Michael Fullerton works in painting, printmaking, sculpture and film. Unusually for a contemporary artist, portraiture is a crucial part of his art. At first his painted portraits seem to be in the tradition of historical artists such as famous eighteenth-century painter Thomas Gainsborough. Indeed, he has frequently referred to Gainsborough as an influence. On closer inspection, however, and in combination with his other works, his paintings challenge many of the traditional assumptions of portraiture. They ask what kinds of people are portrayed and question how much information a painting can store about its subject. They investigate different kinds of representation and how representation might be related to power.

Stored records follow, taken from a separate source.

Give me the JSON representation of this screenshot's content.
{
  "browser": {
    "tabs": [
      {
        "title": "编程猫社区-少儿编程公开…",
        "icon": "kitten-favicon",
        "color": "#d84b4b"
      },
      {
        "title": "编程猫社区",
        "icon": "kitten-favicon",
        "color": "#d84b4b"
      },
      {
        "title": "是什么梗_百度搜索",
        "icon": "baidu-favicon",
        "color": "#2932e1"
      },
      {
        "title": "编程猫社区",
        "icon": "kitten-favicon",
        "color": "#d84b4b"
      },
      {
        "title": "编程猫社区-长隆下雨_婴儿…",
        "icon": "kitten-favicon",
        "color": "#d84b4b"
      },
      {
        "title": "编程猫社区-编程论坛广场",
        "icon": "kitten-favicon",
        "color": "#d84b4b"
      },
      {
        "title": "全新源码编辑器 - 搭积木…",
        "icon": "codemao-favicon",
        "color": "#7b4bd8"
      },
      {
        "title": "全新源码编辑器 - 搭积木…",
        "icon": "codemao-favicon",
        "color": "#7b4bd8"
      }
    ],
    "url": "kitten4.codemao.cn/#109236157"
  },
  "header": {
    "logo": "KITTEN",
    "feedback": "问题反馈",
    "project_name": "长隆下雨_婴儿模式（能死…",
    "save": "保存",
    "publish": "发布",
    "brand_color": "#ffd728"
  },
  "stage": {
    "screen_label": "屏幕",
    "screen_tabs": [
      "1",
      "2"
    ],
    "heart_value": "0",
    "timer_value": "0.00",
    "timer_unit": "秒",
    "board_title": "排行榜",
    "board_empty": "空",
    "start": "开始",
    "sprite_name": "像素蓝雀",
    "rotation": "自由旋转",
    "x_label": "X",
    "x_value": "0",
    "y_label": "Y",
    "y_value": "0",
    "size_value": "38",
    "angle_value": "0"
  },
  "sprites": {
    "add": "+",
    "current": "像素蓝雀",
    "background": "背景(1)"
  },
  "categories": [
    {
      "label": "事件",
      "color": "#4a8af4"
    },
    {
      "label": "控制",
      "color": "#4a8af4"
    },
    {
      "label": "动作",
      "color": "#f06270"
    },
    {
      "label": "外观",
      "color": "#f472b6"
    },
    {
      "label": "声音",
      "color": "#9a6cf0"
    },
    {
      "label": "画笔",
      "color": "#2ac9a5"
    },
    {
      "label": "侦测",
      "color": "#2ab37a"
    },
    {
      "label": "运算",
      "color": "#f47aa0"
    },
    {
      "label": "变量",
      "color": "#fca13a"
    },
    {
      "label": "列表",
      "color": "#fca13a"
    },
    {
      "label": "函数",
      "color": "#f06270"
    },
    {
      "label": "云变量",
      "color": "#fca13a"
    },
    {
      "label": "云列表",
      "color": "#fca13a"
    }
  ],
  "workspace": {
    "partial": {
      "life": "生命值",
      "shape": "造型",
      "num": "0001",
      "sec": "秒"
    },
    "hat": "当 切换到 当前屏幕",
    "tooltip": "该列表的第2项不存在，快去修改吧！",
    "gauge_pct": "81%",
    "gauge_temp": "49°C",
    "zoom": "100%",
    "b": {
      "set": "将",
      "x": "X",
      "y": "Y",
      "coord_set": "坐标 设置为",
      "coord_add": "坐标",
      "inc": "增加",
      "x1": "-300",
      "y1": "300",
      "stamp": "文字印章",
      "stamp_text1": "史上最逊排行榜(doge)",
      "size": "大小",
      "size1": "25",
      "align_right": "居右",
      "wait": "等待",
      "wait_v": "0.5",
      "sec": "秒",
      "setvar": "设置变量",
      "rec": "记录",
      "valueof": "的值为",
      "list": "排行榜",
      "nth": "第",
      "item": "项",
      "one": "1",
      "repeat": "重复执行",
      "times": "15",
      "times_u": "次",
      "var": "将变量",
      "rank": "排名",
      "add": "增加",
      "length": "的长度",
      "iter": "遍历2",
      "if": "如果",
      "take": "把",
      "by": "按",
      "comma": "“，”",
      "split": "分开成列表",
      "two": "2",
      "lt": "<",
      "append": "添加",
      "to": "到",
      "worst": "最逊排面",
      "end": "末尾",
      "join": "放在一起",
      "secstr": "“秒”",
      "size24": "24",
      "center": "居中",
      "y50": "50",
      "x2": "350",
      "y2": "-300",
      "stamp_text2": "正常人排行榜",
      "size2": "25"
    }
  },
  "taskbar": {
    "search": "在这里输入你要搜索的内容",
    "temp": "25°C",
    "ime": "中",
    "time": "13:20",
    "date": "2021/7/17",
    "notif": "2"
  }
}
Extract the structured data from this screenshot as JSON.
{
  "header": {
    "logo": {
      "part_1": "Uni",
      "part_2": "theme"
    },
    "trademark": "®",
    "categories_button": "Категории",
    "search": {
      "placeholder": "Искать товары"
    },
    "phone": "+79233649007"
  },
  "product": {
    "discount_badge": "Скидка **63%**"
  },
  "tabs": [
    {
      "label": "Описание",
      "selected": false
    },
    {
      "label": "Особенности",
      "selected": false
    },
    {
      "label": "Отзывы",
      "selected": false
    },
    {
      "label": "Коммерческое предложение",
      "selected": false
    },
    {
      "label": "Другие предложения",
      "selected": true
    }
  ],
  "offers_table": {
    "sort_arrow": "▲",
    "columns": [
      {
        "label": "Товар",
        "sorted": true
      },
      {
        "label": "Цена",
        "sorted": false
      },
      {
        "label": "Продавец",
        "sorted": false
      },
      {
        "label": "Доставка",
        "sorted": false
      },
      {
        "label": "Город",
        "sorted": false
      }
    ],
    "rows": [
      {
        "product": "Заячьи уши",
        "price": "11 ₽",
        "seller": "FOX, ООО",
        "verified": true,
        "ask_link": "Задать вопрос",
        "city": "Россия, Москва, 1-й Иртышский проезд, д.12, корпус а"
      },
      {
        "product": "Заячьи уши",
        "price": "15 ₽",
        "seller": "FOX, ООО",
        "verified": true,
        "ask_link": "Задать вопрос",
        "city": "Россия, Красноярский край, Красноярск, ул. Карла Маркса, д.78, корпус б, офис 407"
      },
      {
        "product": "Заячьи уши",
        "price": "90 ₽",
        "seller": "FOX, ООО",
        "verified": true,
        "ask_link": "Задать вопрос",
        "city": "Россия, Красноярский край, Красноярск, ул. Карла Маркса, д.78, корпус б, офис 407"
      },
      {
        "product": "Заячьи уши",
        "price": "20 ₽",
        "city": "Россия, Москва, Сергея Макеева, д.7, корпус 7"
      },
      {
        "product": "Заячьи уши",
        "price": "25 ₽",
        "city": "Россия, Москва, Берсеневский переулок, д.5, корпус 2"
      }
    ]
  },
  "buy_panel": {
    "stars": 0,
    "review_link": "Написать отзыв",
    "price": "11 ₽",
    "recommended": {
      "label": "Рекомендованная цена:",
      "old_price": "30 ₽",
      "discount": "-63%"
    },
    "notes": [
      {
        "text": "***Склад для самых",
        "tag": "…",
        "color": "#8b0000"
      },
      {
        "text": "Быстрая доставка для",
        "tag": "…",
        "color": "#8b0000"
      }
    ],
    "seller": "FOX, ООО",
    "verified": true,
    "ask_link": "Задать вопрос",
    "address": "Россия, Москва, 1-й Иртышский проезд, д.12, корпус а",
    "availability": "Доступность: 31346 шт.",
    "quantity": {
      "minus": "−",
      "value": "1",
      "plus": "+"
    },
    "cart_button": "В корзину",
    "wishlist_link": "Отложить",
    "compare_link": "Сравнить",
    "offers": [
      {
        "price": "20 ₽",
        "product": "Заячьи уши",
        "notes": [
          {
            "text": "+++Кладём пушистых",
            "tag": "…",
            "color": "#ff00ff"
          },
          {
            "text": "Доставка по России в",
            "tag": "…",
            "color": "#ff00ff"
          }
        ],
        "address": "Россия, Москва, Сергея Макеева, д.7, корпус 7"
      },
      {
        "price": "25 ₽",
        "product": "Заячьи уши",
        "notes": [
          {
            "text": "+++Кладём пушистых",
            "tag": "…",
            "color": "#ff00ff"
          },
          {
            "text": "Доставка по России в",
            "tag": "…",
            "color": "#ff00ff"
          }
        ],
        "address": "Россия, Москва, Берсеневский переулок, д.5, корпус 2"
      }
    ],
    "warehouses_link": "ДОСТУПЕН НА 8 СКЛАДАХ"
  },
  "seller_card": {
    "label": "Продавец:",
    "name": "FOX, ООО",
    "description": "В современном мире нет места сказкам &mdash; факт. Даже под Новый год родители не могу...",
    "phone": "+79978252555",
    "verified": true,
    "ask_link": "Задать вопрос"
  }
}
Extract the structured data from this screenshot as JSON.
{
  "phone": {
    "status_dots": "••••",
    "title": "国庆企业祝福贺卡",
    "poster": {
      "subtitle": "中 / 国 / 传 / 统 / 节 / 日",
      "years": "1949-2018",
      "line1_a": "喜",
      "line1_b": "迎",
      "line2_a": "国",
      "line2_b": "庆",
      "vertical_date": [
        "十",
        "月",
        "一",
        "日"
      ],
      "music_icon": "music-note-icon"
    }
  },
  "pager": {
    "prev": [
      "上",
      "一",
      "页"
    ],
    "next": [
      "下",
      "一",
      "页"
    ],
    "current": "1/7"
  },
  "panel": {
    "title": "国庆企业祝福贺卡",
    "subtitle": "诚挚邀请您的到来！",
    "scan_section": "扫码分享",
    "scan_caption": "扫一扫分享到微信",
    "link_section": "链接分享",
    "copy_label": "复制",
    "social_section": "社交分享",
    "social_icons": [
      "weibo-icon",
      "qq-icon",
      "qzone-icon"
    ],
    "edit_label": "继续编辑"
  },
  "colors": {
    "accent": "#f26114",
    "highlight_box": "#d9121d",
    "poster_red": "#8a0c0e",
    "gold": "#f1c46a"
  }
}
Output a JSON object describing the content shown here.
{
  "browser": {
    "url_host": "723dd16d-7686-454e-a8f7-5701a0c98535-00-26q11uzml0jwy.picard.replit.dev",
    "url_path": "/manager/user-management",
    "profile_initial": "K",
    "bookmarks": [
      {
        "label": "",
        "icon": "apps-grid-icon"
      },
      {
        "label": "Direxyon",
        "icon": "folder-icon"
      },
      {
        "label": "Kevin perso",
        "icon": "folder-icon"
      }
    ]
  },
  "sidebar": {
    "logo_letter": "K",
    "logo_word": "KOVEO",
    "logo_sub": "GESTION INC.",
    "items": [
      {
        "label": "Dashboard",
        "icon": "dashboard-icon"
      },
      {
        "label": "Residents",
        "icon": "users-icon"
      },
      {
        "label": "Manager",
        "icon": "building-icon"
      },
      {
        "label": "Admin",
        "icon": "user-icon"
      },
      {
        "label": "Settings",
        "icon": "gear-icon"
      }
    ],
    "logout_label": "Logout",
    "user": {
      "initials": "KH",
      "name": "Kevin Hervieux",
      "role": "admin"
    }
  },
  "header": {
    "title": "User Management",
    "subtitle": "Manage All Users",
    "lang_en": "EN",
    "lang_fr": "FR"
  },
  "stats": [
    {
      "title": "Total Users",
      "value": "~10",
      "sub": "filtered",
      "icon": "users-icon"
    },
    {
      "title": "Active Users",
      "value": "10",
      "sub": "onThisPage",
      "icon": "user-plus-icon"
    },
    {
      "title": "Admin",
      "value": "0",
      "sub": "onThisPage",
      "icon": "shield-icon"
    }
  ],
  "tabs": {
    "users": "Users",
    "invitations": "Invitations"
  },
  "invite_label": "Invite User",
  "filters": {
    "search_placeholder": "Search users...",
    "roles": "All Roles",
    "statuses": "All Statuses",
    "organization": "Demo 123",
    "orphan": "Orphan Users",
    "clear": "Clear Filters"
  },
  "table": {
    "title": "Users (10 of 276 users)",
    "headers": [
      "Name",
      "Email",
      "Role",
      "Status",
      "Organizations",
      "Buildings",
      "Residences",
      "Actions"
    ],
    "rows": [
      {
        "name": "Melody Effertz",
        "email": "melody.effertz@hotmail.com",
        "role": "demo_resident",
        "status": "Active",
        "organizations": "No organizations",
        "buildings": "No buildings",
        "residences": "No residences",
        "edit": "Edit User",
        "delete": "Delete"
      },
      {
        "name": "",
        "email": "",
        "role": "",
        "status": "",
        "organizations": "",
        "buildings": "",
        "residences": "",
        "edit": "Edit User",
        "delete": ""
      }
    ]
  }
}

Fullerton’s choice of subjects is important. He paints individuals rather than situations, but he is drawn to figures whose lives are connected to complex political histories. He has depicted people including Paddy Hill, wrongfully convicted for an IRA bombing, a man jailed for anti-capitalist protest and a member of Glasgow’s Housing Benefit Anti-Fraud Unit.
Looking at the artist’s depiction of Alan Turing, can we grasp anything of his extraordinary life? Turing is well known as one of the pioneers of computing, and for his work breaking German codes in the Second World War. But Turing was also homosexual and was found guilty of ‘indecency’ in 1952, ‘treated’ with chemical castration and later committed suicide. Fullerton gives a sense of individuality and dignity to figures such as Turing but he is also aware that portraits can never fully represent a person’s complex history.
For his exhibition at Glasgow Print Studio, Fullerton has made portraits of figures related to issues of technology, communication and justice. They include Kim Dotcom, the controversial file-sharing entrepreneur charged by the United States with copyright infringements worth $500 million. Emory Douglas, who used printmaking to make propaganda images for the radical political group the Black Panthers, and Samuel Goldwyn, founder of the MGM film company, are also depicted. Closer to home, Fullerton has made a portrait of the current governor of Barlinnie Prison in Glasgow. Through these paintings Fullerton reflects on the changing ways in which images are produced and shared. Who owns images and whom do they serve?